I think it may be premature to say peak inflation is behind us. Too many unknowns.
Friedman is a horse’s ass.
A scheme to deny SS cola payment for next year?
Let us not forget that Democrats will print money whenever they need it, and to buy votes. It will not stop.
Biden has in reased the US money supply 36% since taking office. Only a devaluation of the dollar can mask inflation. SPX is up 29%. NASDAQ up 19%. Gold us up 7%. Tesla is beating inflation and BTC as well.
With layoffs and wage deflation we are going to wish for the days we had only 5% inflation.
As long as the Bidenistas maintain their war on petroleum the price of fuel will continue to rise.
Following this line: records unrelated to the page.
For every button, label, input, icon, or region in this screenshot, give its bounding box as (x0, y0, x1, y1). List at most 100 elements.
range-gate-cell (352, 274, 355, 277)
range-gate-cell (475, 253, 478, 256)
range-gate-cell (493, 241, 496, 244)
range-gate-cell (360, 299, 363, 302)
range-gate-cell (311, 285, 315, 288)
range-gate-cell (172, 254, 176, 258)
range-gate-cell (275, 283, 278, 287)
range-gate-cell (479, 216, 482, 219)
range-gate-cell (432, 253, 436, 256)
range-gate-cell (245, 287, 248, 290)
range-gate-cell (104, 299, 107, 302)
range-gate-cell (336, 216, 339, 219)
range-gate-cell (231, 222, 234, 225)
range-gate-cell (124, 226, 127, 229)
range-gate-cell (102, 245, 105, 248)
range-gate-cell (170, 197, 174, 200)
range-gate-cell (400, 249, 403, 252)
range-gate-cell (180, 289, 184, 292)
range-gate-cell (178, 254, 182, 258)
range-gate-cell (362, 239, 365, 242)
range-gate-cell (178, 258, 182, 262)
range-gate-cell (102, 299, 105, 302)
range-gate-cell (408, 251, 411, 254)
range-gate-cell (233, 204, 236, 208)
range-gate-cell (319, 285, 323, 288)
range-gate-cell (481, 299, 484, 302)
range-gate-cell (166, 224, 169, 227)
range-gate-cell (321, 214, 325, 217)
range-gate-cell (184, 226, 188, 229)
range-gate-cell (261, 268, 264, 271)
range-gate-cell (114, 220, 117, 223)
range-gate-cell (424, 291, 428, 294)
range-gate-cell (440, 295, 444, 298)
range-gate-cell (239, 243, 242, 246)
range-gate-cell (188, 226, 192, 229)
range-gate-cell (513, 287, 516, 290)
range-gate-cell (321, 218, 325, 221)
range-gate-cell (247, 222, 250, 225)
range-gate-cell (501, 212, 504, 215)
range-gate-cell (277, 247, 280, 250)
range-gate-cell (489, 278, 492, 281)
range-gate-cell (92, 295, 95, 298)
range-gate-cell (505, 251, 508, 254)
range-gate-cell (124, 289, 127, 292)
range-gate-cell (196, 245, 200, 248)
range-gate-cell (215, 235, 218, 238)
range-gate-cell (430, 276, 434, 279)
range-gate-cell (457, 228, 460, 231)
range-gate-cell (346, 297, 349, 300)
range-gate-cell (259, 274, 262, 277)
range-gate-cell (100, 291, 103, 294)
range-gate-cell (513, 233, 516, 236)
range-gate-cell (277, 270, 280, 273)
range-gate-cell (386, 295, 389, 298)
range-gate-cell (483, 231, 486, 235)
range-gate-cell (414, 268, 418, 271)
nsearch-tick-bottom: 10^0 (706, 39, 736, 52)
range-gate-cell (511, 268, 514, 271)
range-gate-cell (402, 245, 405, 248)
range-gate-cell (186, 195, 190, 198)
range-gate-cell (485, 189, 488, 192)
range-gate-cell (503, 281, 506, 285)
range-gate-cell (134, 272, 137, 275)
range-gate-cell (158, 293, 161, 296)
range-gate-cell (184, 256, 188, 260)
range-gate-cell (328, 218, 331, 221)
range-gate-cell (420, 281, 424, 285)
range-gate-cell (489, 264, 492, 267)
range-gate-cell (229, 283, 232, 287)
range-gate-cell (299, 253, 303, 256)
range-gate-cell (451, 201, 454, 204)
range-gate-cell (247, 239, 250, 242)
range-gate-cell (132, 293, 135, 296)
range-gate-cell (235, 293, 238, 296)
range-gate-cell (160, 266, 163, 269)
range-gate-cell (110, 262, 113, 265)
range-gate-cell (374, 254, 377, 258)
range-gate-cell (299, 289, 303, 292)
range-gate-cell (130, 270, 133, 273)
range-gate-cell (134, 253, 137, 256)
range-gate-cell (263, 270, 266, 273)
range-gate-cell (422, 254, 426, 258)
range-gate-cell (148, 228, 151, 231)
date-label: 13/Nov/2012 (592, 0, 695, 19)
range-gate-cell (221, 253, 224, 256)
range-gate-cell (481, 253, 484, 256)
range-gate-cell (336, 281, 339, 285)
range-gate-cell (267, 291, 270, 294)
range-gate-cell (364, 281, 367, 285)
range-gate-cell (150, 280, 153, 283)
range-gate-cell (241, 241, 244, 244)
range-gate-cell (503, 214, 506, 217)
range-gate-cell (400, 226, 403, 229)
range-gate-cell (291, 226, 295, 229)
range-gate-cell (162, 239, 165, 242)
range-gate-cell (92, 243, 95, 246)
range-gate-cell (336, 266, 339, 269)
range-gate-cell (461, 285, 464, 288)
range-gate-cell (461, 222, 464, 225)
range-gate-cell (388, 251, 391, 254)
As long as fuel prices keep rising the price of everything transported by fuel powered trucks, trains, boats and planes will increase.
Try to think of anything in your home that was not transported that way.
When the prices of virtually every commodity on earth rises the dollar purchases less.
By any sane definition, that is inflation.
It’s also one of the most nonsensical articles I’ve seen in months.
Gasoline is at it’s highest point in history. Trucks are sitting empty. Shelves are empty in some places.
So the transportation costs are the highest in history. Shortages are present.
What happens to the price of something in short demand? What happens to
the price of something that has to be trucked in paying the highest shipping costs ever? What happens to our currency when it is printed faster than ever
with no end in sight?
My advice to the author is put down the airplane glue and push away from the table.
They are doing the great recession all over again. Housing bubble, wipe out the stock market, and destroy all our gains over the past 15 years.
Deflation is what happened last time after the crash.
PPI is higher than CPI, roughly 11% vs 8%. PPI is upstream from CPI. Producer prices cascade down to Consumer prices.
Along with flooding dollars into the market, we’re experiencing a shortage of commodities.
We will need to produce more before normalization. Worker productivity fell 7.5% in Q1 2022.